While the HALO trade attempts to address the impact of AI on markets, it doesn’t quite fit the classic definition of defensive stockpicking, according to Roundhill Investments CEO Dave Mazza.

“Traditional defensives are often about stable demand and low earnings variability,” he wrote in March. “HALO is about something slightly different. It is about whether the core economics of the business are likely to be structurally disrupted by AI, or whether the company owns assets and networks that remain essential regardless of the next technology wave.”

That means HALO stocks don’t necessarily have to have classically defensive characteristics like steady earnings or dividends.

Mazza pointed to freight rail, which is cyclical due to its exposure to business cycles but is also virtually impossible to replace, as a sector with the requisite HALO qualities but not a traditional defensive profile.

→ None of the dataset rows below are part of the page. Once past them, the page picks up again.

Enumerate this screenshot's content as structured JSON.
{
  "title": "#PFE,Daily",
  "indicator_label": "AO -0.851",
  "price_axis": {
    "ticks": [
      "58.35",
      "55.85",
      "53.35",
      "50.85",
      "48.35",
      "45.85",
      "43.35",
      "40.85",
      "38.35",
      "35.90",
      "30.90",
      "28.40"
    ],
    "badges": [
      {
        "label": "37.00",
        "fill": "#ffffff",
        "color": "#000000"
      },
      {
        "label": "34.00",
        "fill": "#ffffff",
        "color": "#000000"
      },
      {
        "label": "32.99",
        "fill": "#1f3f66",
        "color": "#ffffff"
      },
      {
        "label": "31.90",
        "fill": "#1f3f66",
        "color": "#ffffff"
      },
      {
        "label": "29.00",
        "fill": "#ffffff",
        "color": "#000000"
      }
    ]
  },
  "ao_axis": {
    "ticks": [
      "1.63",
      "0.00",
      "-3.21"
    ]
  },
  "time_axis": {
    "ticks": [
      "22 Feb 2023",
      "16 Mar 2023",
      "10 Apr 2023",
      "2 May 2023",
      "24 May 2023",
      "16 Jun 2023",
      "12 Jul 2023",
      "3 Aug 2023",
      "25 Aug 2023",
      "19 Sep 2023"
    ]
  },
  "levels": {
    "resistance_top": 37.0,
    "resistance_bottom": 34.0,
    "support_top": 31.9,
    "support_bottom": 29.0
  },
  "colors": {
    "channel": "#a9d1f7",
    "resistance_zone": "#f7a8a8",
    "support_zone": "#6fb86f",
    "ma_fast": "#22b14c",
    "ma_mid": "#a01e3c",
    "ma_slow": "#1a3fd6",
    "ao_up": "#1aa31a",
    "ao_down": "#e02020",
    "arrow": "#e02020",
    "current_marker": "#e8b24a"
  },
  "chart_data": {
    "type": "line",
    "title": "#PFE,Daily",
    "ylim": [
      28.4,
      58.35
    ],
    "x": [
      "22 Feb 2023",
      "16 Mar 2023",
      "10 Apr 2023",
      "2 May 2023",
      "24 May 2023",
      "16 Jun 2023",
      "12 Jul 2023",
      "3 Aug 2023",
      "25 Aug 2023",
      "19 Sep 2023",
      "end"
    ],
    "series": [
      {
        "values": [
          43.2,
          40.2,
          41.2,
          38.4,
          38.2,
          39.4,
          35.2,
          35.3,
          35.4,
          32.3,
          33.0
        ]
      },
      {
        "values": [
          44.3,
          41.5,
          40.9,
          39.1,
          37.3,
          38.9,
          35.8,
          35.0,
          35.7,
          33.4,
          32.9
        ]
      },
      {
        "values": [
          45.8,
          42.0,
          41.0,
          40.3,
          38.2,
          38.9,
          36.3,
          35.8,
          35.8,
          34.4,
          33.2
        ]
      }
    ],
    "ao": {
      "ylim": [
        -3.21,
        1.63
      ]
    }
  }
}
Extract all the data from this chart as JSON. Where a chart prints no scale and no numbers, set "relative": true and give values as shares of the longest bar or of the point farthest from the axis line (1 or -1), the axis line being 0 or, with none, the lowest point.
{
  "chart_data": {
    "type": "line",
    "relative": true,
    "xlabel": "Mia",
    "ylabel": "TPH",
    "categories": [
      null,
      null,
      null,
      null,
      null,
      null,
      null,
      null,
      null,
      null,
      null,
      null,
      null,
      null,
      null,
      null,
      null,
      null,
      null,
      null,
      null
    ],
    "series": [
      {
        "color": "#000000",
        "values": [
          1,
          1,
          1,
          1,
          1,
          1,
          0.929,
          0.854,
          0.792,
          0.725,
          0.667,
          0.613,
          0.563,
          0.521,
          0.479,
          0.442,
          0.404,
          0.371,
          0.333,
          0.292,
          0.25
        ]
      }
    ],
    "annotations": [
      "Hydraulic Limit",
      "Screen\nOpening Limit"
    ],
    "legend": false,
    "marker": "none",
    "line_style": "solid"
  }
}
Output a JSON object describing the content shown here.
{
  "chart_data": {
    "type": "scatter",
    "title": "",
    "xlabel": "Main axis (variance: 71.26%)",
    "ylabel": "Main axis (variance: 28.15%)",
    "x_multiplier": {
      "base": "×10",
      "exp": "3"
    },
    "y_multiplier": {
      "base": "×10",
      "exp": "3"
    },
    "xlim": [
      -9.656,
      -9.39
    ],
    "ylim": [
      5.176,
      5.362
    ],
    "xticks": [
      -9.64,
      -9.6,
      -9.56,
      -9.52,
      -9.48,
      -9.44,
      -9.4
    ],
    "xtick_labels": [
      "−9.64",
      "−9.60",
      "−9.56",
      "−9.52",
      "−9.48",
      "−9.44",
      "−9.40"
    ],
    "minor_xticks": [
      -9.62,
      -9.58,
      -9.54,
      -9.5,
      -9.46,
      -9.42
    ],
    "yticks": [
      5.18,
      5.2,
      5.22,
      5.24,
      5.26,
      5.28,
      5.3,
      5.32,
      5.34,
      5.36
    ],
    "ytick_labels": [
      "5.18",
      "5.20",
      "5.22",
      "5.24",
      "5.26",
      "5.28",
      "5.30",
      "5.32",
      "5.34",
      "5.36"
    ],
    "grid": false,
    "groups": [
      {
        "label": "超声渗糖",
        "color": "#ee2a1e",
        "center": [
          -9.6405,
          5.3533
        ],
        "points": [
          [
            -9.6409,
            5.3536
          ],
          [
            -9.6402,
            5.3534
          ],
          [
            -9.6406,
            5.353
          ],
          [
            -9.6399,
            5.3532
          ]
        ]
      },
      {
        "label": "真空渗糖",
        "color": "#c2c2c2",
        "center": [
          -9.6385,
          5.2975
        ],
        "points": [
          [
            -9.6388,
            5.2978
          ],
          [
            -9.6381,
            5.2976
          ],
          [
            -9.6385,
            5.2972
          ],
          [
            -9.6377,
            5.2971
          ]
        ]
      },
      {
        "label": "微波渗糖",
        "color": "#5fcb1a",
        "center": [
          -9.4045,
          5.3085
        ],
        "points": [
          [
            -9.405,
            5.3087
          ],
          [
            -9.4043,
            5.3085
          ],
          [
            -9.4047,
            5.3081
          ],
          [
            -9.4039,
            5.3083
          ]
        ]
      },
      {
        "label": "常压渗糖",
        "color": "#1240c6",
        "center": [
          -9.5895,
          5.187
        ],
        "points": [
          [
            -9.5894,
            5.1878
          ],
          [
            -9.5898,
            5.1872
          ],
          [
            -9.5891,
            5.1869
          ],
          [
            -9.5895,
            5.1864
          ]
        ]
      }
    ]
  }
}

Another quality that sets the HALO trade apart from traditional defensive positioning is that there’s an offensive element, too. Since the development and scaling of AI will require massive real-world assets and investments, companies that specialize in making and building them stand to gain.

There have been plenty of investor rotations into companies that stand to benefit. Shares in Vertiv, which makes cooling systems used by AI data centers, are up 86% this year. Comfort Systems, which specializes in heating, ventilation, and air conditioning installation and repair for server farms, is up 99%.

“The result is a combination of downside resilience and targeted offensive opportunity,” Peter Vanderlee, a portfolio manager at ClearBridge Investments, wrote of HALO stocks that “offer meaningful participation in structural growth themes.”

With AI hyperscalers set to deploy some $765 billion in capital spending this year and $1.6 trillion by 2031, according to Goldman estimates, that’s a lot of offensive opportunity for companies that specialize in real-world infrastructure to capture.

It’s also why memory and data storage giants like Micron Technology, Samsung Electronics and SK Hynix are considered HALO candidates. Or chipmaker Taiwan Semiconductor Manufacturing Corp. and photolithography machine manufacturer ASML.

All of them have sophisticated, advanced infrastructure that is unlikely to be replicated, and their products are crucial to scaling AI.

Old School Assets, Old School Problems

The virtue of HALO companies also explains their potential downsides. Heavy assets mean operations that require significant, ongoing capital expenditures and the maintenance and upgrading of infrastructure.

Real-world assets mean real-world problems: Earnings can take a hit from higher construction costs resulting from inflation, disruptions to supply chains, labor shortages and time-consuming regulatory approvals that hold back projects.

Many companies also rely on debt to fund and sustain their real-world footprint, which can make them sensitive to interest rates and fluctuations in credit markets.

Ultimately, that means the HALO trade will require thinking beyond sectors. Instead, investors will have to identify the companies that are the best at executing plans.